Abstract

Why are we engineers so bad at making predictions? ¶ In countless panel discussions on the future of technology, I'm not sure I ever got anything right. As I look back on technological progress, I experience first retrospective surprise, then surprise that I'm surprised, because it all crept up on me when I wasn't looking. How can something like Google feel so inevitable and yet be impossible to predict? ¶ I'm filled with wonder at all that we engineers have accomplished, and I take great communal pride in how we've changed the world in so many ways. Decades ago I never dreamed we would have satellite navigation, computers in our pockets, the Internet, cellphones, or robots that would explore Mars. How did all this happen, and what are we doing for our next trick? ¶ The software pioneer Alan Kay has said that the best way to predict the future is to invent it, and that's what we've been busy doing. The public understands that we're creating the future, but they think that we know what we're doing and that there's a master plan in there somewhere.
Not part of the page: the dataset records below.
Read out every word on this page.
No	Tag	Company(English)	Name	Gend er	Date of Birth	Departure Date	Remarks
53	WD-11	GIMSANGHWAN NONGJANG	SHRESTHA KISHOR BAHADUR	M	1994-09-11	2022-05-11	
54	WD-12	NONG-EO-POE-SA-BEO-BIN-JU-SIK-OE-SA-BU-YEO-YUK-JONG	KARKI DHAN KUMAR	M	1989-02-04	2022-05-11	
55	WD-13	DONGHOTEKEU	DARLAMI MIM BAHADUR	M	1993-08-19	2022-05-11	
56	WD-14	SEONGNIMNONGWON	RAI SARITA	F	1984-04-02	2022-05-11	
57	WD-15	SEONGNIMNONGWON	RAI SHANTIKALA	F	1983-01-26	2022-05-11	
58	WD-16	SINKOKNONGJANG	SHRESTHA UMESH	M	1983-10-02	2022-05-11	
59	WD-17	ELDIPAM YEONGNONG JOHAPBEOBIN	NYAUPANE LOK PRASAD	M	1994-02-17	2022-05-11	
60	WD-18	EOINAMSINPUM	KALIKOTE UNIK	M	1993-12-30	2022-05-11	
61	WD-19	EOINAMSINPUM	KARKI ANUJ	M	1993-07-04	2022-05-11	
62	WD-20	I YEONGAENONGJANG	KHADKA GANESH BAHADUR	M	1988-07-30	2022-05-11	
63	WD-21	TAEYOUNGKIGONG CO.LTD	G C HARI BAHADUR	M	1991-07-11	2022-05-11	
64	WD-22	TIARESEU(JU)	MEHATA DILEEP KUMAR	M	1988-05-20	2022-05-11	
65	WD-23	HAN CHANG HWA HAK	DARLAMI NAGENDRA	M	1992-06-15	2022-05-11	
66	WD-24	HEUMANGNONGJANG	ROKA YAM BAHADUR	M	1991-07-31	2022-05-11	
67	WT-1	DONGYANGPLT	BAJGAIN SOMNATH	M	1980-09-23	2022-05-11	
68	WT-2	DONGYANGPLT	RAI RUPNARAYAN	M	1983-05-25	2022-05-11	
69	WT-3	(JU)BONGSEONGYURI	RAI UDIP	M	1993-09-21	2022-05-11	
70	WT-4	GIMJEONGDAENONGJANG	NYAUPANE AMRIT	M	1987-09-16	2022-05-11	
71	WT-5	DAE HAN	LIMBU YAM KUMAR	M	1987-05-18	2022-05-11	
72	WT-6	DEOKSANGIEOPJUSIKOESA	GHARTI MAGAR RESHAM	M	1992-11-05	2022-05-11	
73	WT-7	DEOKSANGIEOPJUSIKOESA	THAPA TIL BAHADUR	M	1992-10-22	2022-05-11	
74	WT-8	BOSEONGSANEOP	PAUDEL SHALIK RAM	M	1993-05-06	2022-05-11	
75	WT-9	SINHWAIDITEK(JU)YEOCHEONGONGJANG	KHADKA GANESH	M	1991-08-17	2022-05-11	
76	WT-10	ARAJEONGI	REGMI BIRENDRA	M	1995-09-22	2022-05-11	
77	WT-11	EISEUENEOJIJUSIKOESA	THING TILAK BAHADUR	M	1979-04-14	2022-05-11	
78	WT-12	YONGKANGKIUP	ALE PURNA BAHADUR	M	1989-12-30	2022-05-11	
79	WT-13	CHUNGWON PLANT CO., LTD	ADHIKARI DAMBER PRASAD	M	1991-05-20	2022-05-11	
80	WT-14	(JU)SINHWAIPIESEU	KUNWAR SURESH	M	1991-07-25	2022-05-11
However, the world evolves haphazardly, bumbling along in unforeseen directions. Some seemingly great inventions just don't take hold, while overlooked innovations proliferate, and still others are used in unpredicted ways. ¶ When I joined Bell Labs, so many years ago, there were two great development projects under way that together were to shape the future—the Picturephone and the millimeter waveguide. The waveguide was an empty pipe, about 5 centimeters in diameter, that would carry across the country the 6-megahertz analog signals from those ubiquitous Picturephones. ¶ Needless to say, this was an alternative future that never happened. Our technological landscape is littered with such failed bets. For decades engineers would say that the future of communications was video telephony. Now that we can have it for free, not many people even want it.